Publishing prototypes

I was recently watching John Romero's talk from GDC 16 when one of his principles stuck out to me:

"No prototypes. Just make the game. Polish as you go. Don't depend on polish happening later. Always maintain constantly shippable code."
—John Romero

When you've had the success that he had with id Software back in the day it's hard to argue. So argue I won't. Instead I will elaborate on the point Romero has made with my own interpretation of it.

"Publish your prototypes. Test out ideas on smaller games and release them before committing them to bigger projects."

This way you still technically aren't making 'prototypes' because you're releasing actual games but you're also getting the benefits of testing out ideas beforehand.

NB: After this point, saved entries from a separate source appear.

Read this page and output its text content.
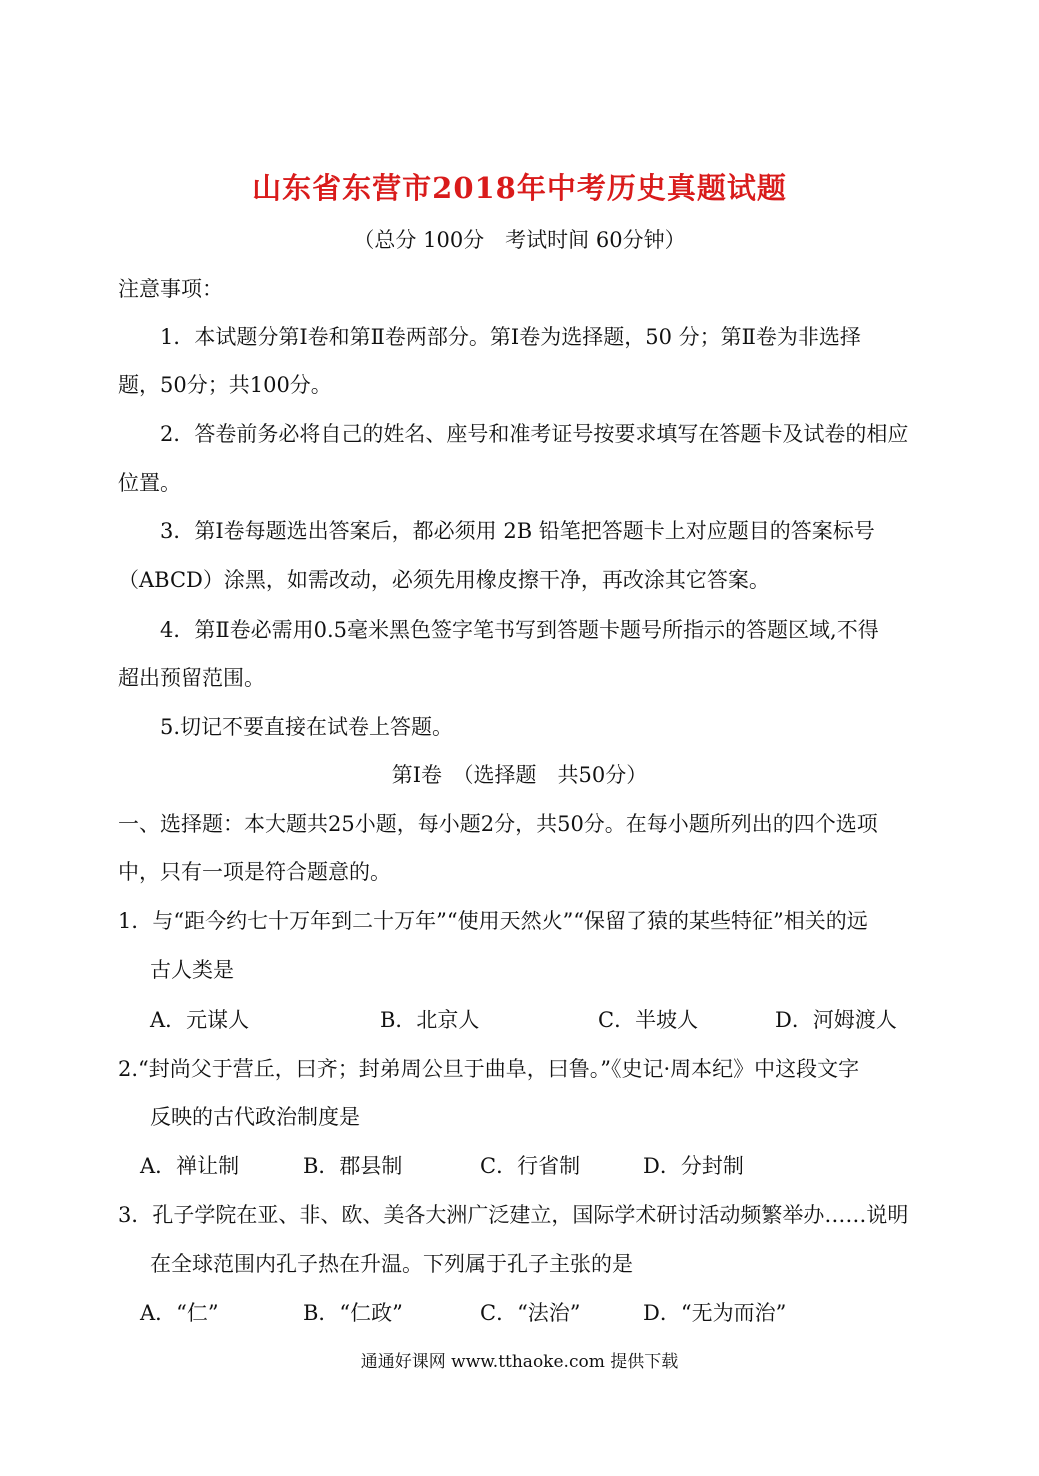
山东省东营市2018年中考历史真题试题
（总分 100分　考试时间 60分钟）
注意事项：
1．本试题分第Ⅰ卷和第Ⅱ卷两部分。第Ⅰ卷为选择题，50 分；第Ⅱ卷为非选择
题，50分；共100分。
2．答卷前务必将自己的姓名、座号和准考证号按要求填写在答题卡及试卷的相应
位置。
3．第Ⅰ卷每题选出答案后，都必须用 2B 铅笔把答题卡上对应题目的答案标号
（ABCD）涂黑，如需改动，必须先用橡皮擦干净，再改涂其它答案。
4．第Ⅱ卷必需用0.5毫米黑色签字笔书写到答题卡题号所指示的答题区域,不得
超出预留范围。
5.切记不要直接在试卷上答题。
第Ⅰ卷　（选择题　共50分）
一、选择题：本大题共25小题，每小题2分，共50分。在每小题所列出的四个选项
中，只有一项是符合题意的。
1．与“距今约七十万年到二十万年”“使用天然火”“保留了猿的某些特征”相关的远
古人类是
A．元谋人	B．北京人	C．半坡人	D．河姆渡人
2.“封尚父于营丘，曰齐；封弟周公旦于曲阜，曰鲁。”《史记·周本纪》中这段文字
反映的古代政治制度是
A．禅让制	B．郡县制	C．行省制	D．分封制
3．孔子学院在亚、非、欧、美各大洲广泛建立，国际学术研讨活动频繁举办……说明
在全球范围内孔子热在升温。下列属于孔子主张的是
A．“仁”	B．“仁政”	C．“法治”	D．“无为而治”
通通好课网 www.tthaoke.com 提供下载
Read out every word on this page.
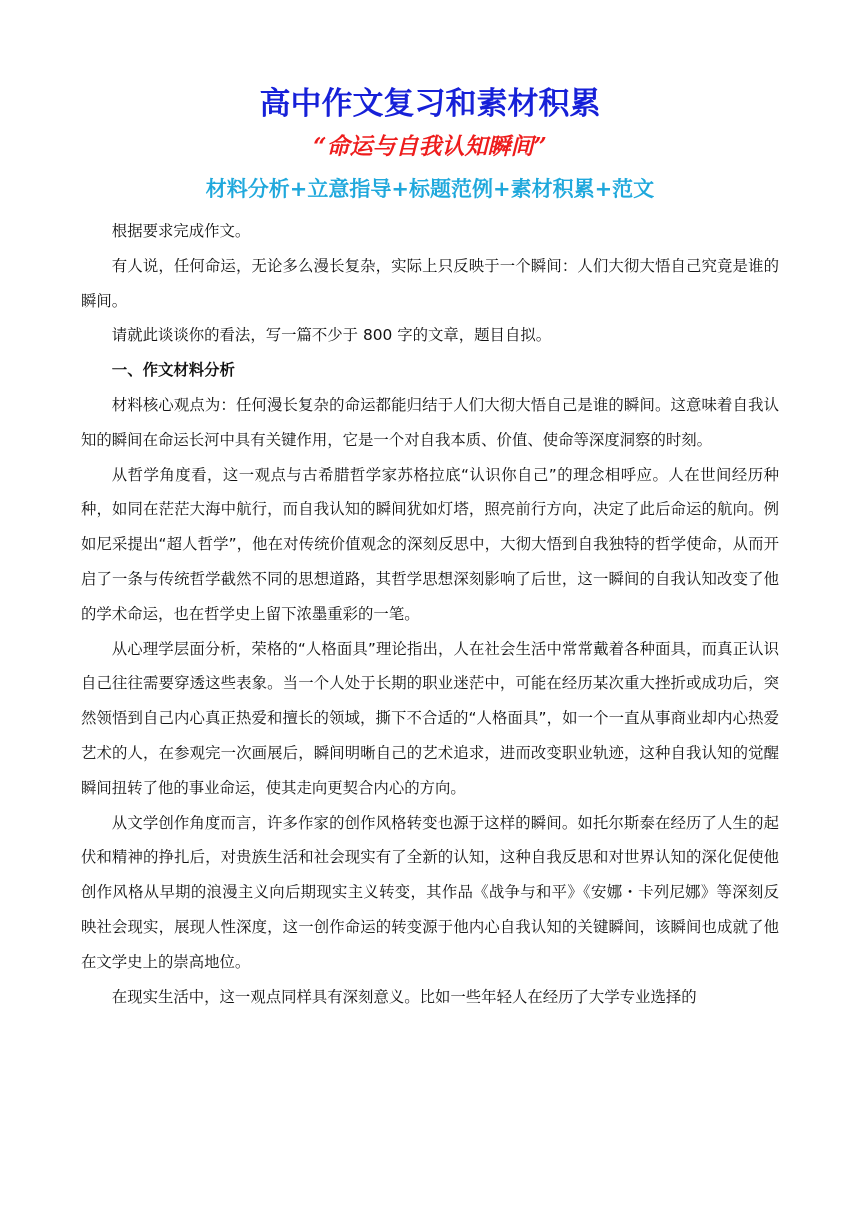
高中作文复习和素材积累
“命运与自我认知瞬间”
材料分析+立意指导+标题范例+素材积累+范文

根据要求完成作文。

有人说，任何命运，无论多么漫长复杂，实际上只反映于一个瞬间：人们大彻大悟自己究竟是谁的瞬间。

请就此谈谈你的看法，写一篇不少于 800 字的文章，题目自拟。

一、作文材料分析

材料核心观点为：任何漫长复杂的命运都能归结于人们大彻大悟自己是谁的瞬间。这意味着自我认知的瞬间在命运长河中具有关键作用，它是一个对自我本质、价值、使命等深度洞察的时刻。

从哲学角度看，这一观点与古希腊哲学家苏格拉底“认识你自己”的理念相呼应。人在世间经历种种，如同在茫茫大海中航行，而自我认知的瞬间犹如灯塔，照亮前行方向，决定了此后命运的航向。例如尼采提出“超人哲学”，他在对传统价值观念的深刻反思中，大彻大悟到自我独特的哲学使命，从而开启了一条与传统哲学截然不同的思想道路，其哲学思想深刻影响了后世，这一瞬间的自我认知改变了他的学术命运，也在哲学史上留下浓墨重彩的一笔。

从心理学层面分析，荣格的“人格面具”理论指出，人在社会生活中常常戴着各种面具，而真正认识自己往往需要穿透这些表象。当一个人处于长期的职业迷茫中，可能在经历某次重大挫折或成功后，突然领悟到自己内心真正热爱和擅长的领域，撕下不合适的“人格面具”，如一个一直从事商业却内心热爱艺术的人，在参观完一次画展后，瞬间明晰自己的艺术追求，进而改变职业轨迹，这种自我认知的觉醒瞬间扭转了他的事业命运，使其走向更契合内心的方向。

从文学创作角度而言，许多作家的创作风格转变也源于这样的瞬间。如托尔斯泰在经历了人生的起伏和精神的挣扎后，对贵族生活和社会现实有了全新的认知，这种自我反思和对世界认知的深化促使他创作风格从早期的浪漫主义向后期现实主义转变，其作品《战争与和平》《安娜・卡列尼娜》等深刻反映社会现实，展现人性深度，这一创作命运的转变源于他内心自我认知的关键瞬间，该瞬间也成就了他在文学史上的崇高地位。

在现实生活中，这一观点同样具有深刻意义。比如一些年轻人在经历了大学专业选择的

Perhaps not all prototypes make it far enough for them but, for any that do, there is value in the “releasing a game” experience.

Screenshot of Timesweeper
Timesweeper is a two-player showdown.

I recently published a game on and Itch (the Itch version is just the Gotm version embedded) called Timesweeper.

Timesweeper began as a quick prototype of the high level multiplayer API in Godot 3, then a quick prototype to see if that would work with the Gotm addon.

It wasn't long before I had the whole thing functional as a very rough prototype. The game was mostly playable but setting it up each time was a bit cumbersome.

I figured that I was close enough to having an actual game I should just tidy up the rough edges and actually finish it.

I added a title screen and some UI to host/join games as well as the end screen when someone wins.

There are four main reasons I like releasing prototype games:

  1. It makes you solve any actual problems, not just prove the basic idea. If you have to release the game into the wild you have to make sure your idea is fully formed. This means you won't have half-baked ideas making their way into your bigger project.
  2. Doing something a second time is always better. You can make a small mess of the first implementation while you learn how best to do it. Then, with your newfound knowledge, you can implement a cleaner solution into the main project.
  3. Even if you don't end up using the idea for anything else you've got something to show for it. In the example of Pixel Beach, I'm not sure if I'll end up using the web-app-as-desktop-game method for releasing my bigger project but it was fun to test out and I have a full game to show for the effort.
  4. You never know when someone will fall in love with your 'throwaway' game.